Courtesy of Jenna Fletcher

Reading the most insensitive comments – those asking if Ronaldo’s girlfriend, Georgina Rodriguez, had been vaccinated during her pregnancy and accusing the family of seeking attention and sympathy – I remembered the person who said, “Sons are better than daughters. Have many more sons,” less than three weeks after my son died, as his twin brother struggled to grow up in NICU.

I was appalled at the savage callousness of these types of comments when told to me and again as I read them in reaction to the unthinkable loss of another family.

I’ve also seen comment after comment questioning, “why is this news?” ― especially when so many terrible things have happened around the world, from the war in Ukraine to a new wave of the pandemic. “People lose babies every day and it doesn’t make the headlines. Just because he’s famous, am I (sic) supposed to care? They don’t care about everyone else’s loses [sic]. It’s unfortunate but it doesn’t change anything for us,” one commenter wrote.

It may not change anything for the rest of the world, but for anyone who experiences the loss of a child, everything changes. Life is always divided into before and after. And because we don’t talk about these deaths―because they “are not happening”―those of us who experience them feel so lonely. It’s the kind of loneliness that doesn’t go away because it’s never talked about and therefore can never be overcome. So he remains ― even years after death.

According to the Center for Loss in Multiple Births (CLIMB), multiples are at greater risk of early death; twins are about five times more likely to die in infancy and for triplets it’s 10 times. There are many people who have experienced or are experiencing the loss of a twin or a triplet and almost no one talks about it – or the unique issues and situations that come with it.

And that’s why the death of Cristiano Ronaldo’s son matters. That’s why it’s news. Due to their openness, another parent of a twinless twin can see a piece of themselves in places they haven’t seen before. They may feel less invisible. Less alone. Someone else might hear about this tragedy and maybe think of the world in a way they didn’t before – and maybe they’ll find better words to say than we have. heard too often.

I hope Ronaldo’s story sparks a dialogue, the same way conversations started when other celebrities like Chrissy Teigan and Meghan Markle shared their stories of pregnancy and baby loss.

We need to have more of these kinds of conversations. Fortunately, the community of lost parents has made progress. When I had my first miscarriage in 2013, I only told people close to me about it. These days, stories of pregnancy and baby loss are shared more widely, but there’s hardly anyone talking about what it’s like to lose a child in a multiple situation.

The author and baby M in 2019.
The author and baby M in 2019.

Courtesy of Jenna Fletcher

After our son died, I searched for stories of parents who had lost a twin. I came mostly dry, but found a woman who wrote about the deaths of two of her triplets. I wrote to her the day of our son’s funeral, desperate to know if she ever felt better.

“Can you watch your surviving triplet without being sad for your other children?” I asked.

“It’s been five and a half years,” she replied. “Although grief never goes away, it does change over time. I’m the happiest I’ve been since before I had kids.

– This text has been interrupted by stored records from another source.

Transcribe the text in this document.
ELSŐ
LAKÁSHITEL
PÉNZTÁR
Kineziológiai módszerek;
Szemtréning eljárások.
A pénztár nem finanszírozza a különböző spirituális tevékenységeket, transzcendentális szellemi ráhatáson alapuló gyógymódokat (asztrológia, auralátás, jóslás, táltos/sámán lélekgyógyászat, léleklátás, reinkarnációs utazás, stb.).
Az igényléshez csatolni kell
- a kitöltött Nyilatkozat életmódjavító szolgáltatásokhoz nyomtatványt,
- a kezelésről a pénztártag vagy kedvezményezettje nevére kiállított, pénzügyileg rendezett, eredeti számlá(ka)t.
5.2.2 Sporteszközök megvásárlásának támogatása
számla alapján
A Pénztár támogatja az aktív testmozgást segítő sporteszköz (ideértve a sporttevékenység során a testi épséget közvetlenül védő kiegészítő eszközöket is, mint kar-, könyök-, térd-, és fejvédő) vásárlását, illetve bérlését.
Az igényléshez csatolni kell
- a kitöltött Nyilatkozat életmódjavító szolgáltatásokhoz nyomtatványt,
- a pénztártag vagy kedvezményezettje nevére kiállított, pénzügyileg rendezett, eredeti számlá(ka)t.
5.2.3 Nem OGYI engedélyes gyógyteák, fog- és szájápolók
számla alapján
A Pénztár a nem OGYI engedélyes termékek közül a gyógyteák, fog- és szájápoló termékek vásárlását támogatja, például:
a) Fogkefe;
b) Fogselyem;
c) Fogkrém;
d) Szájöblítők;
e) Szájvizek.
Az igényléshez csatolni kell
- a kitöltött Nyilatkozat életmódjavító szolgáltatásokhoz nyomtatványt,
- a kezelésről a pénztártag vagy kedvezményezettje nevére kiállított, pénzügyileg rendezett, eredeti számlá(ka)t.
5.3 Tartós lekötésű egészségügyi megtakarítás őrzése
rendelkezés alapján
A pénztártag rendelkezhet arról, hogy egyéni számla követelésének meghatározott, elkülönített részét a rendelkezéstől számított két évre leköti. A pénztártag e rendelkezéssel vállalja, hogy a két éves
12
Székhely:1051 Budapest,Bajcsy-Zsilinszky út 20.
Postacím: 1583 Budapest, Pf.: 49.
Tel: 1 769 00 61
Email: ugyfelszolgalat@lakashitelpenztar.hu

It gave me hope. It still gives me hope as I walk this difficult path. The way forward is not easy ― I don’t think it will ever be ― but there are things that can make it easier. One simply acknowledges that these tragedies do happen and while they may make us feel uncomfortable, the people experiencing them need them to be shared so we don’t navigate them in a lonely void. . I hope that by hearing my story and Ronaldo’s story and more and more stories like ours, we can find a new language to speak to ― and to ― people in our painful situation who support us and honor our loss and the joy that remains at the same time.

Jenna Fletcher writes about loss, parenting, health and wellness, and food. She maintains a food blog at www.seasonedsprinkles.com. When she’s not writing or thinking about food, Jenna enjoys creating things, trying to be a yogi, riding horses with her daughter, and chasing after her sons.